A4e chairman Emma Harrison steps down

24 February 2012 Last updated at 17:55

Emma HarrisonEmma Harrison has run the company A4e since it began

Emma Harrison has stepped down as chairman of her welfare-to-work firm A4e, she has said in a statement.

It comes a day after she quit her role as the government’s “family champion” amid a police probe into irregularities at the Slough-based company.

As part of its work, A4e handles millions of pounds worth of government contracts for welfare-to-work schemes.

She said she had confidence in the business and hoped her latest decision would help the management team.

‘Tough decision’

In the statement, Ms Harrison, who is also one of the company’s five shareholders, said: “This has been a very tough decision for me, as I have spent my entire 25-year career building up this business and I believe so strongly in the importance of the work it does.

“But it is precisely because this work is so important that I do not want the continuing media focus on me to be any distraction for A4e, for its more than 3,500 employees, and for the tens of thousands of people across the UK and globally that look to this company to give them hope of finding employment.”

On Wednesday it was revealed former workers at the company – two women, aged 28 and 49 and two men, aged 35 and 41 – were arrested last month on suspicion of fraud and bailed until mid-March.

A4e said the alleged case dated back to 2010 and had been uncovered by its own internal investigation.

£11m dividends

There currently remains two police investigations into allegations of fraud linked to the company, although the latter probe is believed to involve a subcontractor.

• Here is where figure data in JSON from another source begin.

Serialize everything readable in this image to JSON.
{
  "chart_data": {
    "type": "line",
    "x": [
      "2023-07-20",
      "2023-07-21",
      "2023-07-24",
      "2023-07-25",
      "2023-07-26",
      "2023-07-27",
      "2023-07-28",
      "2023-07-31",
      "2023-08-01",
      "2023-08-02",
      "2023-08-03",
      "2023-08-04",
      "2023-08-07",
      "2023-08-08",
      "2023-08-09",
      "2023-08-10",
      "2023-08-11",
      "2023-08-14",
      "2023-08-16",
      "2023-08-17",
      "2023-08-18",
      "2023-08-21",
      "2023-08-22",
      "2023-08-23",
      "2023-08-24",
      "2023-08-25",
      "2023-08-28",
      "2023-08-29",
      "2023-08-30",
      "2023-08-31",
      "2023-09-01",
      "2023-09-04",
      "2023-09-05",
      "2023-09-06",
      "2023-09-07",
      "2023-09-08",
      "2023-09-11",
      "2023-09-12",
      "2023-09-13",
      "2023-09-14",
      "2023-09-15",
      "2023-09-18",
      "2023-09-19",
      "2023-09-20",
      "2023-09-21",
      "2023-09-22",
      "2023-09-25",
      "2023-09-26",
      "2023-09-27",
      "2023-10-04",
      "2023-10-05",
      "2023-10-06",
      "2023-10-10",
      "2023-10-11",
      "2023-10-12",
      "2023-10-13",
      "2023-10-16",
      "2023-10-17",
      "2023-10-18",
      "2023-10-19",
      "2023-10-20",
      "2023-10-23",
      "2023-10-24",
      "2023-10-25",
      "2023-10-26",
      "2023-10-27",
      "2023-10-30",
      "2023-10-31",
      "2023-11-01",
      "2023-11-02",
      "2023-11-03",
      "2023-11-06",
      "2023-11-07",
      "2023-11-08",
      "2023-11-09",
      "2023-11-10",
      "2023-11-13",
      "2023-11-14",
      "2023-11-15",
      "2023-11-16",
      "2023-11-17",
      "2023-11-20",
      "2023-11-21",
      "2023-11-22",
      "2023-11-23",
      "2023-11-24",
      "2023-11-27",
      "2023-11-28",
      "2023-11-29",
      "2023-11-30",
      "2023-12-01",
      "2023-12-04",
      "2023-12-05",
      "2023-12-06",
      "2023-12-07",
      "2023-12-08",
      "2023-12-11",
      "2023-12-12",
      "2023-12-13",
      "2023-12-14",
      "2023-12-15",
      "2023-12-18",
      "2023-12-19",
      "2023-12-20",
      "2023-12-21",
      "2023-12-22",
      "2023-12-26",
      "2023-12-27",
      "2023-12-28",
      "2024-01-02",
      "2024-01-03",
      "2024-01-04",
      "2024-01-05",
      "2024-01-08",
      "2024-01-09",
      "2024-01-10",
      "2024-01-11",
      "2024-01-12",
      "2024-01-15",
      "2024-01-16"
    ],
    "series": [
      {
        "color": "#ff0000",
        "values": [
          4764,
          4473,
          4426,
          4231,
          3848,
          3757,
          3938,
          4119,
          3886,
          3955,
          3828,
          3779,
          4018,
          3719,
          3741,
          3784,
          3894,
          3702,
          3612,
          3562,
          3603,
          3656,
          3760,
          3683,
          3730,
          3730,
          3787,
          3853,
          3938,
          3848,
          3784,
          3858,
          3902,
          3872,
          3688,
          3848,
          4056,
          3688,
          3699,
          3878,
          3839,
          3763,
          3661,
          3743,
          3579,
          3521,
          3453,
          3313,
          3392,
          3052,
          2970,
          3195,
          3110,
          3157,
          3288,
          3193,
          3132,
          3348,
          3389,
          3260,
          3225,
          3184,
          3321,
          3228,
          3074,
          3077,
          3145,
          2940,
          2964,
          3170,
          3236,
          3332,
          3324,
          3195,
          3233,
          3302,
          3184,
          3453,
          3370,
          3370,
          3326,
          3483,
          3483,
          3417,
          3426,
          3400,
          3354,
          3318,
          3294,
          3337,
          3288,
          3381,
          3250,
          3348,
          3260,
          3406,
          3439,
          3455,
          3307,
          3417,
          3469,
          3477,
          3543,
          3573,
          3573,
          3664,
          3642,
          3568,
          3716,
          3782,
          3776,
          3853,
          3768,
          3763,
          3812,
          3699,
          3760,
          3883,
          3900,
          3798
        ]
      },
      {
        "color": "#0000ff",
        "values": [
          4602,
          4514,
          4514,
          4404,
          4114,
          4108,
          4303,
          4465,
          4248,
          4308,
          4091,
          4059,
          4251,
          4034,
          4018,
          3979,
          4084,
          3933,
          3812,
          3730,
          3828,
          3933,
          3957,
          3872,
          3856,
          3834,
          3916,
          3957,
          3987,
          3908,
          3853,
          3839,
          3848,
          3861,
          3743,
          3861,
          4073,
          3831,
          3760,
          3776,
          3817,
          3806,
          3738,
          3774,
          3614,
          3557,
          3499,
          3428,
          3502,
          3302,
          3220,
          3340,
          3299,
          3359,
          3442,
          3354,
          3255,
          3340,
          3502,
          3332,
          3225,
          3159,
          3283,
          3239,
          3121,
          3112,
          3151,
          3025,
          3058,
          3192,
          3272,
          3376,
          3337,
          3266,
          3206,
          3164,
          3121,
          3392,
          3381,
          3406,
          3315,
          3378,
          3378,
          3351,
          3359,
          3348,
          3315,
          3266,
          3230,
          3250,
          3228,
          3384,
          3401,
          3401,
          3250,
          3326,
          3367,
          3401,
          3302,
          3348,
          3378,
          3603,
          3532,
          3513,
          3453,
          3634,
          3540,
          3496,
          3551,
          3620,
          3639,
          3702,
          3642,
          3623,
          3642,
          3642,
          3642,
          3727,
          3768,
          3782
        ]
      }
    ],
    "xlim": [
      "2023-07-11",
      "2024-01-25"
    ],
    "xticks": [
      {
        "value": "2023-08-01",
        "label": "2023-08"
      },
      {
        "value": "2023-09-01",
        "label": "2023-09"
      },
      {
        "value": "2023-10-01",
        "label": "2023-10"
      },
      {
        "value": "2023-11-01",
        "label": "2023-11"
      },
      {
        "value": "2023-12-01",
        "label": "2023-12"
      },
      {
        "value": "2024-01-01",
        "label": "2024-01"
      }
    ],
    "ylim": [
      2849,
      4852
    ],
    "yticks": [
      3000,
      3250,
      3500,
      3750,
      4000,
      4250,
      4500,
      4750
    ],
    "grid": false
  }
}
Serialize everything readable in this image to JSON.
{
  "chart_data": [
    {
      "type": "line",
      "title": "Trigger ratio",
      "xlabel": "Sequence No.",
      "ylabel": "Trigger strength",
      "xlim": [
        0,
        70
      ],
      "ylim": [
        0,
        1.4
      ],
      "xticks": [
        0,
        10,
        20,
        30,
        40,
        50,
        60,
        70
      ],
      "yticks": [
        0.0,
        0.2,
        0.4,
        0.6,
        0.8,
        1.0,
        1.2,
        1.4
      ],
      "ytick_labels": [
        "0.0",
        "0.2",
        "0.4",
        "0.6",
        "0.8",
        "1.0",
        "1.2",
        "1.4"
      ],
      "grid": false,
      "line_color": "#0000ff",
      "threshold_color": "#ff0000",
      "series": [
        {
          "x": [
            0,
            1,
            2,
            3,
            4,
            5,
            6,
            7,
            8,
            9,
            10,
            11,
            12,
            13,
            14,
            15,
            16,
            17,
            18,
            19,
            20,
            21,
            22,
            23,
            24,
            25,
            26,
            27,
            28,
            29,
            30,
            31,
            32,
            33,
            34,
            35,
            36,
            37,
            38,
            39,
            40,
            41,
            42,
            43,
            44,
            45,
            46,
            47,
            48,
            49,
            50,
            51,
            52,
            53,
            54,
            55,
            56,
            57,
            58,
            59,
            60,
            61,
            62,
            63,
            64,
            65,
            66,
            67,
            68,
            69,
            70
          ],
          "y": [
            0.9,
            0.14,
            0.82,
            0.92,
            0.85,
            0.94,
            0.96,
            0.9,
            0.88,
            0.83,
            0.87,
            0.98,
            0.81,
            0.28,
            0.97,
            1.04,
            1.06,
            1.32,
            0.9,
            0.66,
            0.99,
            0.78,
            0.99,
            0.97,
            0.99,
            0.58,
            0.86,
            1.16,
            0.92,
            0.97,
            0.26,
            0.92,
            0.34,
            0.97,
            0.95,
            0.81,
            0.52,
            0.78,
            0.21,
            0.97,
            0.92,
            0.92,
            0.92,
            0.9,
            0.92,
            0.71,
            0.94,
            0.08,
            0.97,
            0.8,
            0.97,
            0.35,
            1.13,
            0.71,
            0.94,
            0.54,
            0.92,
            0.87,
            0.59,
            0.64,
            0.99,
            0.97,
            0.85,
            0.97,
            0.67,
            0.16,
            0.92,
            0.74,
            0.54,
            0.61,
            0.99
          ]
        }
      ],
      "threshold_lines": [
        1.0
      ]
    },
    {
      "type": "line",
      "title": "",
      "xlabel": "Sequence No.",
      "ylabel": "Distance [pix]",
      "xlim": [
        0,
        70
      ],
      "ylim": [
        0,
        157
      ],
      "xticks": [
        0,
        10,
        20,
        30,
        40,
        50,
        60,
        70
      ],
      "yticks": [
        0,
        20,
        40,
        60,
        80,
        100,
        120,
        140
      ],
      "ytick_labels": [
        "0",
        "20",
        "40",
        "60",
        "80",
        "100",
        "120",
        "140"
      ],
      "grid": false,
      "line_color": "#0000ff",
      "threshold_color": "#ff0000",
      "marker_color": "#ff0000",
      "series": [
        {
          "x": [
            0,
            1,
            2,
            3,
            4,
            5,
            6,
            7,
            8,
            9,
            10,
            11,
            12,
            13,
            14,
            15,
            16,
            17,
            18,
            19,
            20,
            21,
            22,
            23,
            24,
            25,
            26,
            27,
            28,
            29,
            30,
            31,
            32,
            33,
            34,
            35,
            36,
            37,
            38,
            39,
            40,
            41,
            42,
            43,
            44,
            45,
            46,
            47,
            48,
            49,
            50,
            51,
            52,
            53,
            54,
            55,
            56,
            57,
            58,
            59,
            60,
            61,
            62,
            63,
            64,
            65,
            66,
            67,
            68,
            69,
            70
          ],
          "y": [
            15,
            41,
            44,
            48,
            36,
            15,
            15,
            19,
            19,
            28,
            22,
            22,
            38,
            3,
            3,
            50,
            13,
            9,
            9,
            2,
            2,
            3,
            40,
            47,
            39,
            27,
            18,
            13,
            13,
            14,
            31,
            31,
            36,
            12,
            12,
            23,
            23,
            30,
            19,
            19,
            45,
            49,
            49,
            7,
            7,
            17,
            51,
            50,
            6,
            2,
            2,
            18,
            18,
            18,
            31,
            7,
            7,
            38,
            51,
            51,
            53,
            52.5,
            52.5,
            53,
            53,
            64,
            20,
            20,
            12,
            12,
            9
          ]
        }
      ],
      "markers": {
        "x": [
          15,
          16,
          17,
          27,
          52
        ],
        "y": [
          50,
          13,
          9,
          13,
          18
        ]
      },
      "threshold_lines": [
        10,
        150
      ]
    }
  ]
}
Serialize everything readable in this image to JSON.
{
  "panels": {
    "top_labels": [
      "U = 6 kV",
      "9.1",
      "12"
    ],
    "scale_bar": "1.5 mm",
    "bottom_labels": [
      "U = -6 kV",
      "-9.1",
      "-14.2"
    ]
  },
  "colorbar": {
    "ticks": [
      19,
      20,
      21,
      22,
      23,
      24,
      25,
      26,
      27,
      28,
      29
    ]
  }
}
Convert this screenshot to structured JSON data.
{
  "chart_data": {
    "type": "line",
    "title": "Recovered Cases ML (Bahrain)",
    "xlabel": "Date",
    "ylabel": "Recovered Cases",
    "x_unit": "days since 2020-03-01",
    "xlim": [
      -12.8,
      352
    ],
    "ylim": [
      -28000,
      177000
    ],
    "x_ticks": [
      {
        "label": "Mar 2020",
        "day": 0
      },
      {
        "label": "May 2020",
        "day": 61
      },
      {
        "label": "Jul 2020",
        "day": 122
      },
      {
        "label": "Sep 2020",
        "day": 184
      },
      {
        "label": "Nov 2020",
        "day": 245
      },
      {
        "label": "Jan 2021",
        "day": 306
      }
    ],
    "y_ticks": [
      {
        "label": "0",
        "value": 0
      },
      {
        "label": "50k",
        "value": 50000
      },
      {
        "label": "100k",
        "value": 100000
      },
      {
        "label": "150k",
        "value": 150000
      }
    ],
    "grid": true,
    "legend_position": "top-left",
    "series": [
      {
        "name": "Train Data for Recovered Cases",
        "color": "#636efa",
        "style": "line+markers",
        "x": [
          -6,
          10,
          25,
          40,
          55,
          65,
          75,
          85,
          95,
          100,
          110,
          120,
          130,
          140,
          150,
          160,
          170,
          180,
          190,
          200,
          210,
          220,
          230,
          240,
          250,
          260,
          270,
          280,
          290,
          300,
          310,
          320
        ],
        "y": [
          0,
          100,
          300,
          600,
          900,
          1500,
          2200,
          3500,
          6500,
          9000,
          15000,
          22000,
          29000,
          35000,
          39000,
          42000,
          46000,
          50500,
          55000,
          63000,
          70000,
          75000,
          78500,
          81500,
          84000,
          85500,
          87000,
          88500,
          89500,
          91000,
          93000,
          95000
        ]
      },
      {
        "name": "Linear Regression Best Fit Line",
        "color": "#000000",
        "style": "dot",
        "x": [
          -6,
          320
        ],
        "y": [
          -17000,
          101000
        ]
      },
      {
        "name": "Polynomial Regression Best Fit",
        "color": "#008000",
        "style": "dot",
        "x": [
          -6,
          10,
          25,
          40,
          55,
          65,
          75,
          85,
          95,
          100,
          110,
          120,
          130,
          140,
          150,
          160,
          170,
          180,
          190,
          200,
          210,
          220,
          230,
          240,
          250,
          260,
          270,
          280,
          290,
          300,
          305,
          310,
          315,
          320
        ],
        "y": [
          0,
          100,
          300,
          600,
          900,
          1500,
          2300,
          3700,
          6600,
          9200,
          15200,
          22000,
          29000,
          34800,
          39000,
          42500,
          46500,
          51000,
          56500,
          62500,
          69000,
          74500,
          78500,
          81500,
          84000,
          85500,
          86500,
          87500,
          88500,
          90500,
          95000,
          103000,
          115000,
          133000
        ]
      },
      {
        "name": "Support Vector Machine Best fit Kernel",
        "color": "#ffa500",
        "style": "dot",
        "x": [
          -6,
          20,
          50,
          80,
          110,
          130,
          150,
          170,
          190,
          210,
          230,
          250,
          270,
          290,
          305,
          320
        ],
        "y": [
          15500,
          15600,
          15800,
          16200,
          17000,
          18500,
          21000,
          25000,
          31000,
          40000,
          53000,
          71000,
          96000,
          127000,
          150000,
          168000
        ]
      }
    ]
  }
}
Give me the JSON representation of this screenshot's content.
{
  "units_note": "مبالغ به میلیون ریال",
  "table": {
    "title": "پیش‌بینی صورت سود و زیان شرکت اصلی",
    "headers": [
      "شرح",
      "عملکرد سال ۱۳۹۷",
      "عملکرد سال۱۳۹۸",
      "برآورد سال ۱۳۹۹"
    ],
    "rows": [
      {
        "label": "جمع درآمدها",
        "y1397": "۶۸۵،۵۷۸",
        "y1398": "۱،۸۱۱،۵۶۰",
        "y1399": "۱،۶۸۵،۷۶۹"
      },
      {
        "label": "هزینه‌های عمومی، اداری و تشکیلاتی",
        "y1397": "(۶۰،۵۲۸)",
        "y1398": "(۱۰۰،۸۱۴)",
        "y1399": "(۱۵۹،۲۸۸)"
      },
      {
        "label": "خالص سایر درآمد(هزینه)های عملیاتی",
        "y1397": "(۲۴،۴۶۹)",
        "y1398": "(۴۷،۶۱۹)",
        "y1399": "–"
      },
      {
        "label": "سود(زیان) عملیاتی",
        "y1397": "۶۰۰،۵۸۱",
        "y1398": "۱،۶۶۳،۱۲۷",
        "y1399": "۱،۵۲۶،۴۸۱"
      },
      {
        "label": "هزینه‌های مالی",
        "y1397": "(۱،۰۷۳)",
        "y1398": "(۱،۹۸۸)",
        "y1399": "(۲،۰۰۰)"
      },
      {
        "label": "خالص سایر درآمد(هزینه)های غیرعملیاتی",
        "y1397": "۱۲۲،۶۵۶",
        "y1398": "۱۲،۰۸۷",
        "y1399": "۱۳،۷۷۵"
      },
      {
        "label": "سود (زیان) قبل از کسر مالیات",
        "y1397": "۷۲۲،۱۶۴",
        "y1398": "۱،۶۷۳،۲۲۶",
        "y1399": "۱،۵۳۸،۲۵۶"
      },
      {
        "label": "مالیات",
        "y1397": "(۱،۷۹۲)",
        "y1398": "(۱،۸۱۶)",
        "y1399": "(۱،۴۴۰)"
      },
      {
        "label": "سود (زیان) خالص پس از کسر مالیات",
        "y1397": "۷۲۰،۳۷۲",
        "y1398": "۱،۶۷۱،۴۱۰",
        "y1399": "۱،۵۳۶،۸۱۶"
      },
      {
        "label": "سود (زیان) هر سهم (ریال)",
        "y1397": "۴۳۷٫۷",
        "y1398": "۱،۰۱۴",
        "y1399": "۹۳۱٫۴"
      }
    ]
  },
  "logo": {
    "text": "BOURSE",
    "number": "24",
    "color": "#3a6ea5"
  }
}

On Thursday Margaret Hodge, Labour chairman of the Commons Public Accounts Committee, BBC Radio 4’s PM programme that all A4e’s welfare-to-work contracts should be suspended until the fraud investigation is completed.

Ms Harrison has been at the forefront of criticism of the company after it was revealed that its shareholders were paid £11m in dividends while all of its £160m-£180m UK turnover last year came from government contracts.

A4e started in South Yorkshire more than 20 years ago to provide retraining to large numbers of Sheffield steelworkers who became redundant when the industry started to decline.

The entrepreneur stepped back from her government role late on Thursday.

The prime minister, who had appointed her to the position in 2010, thanked her for her work.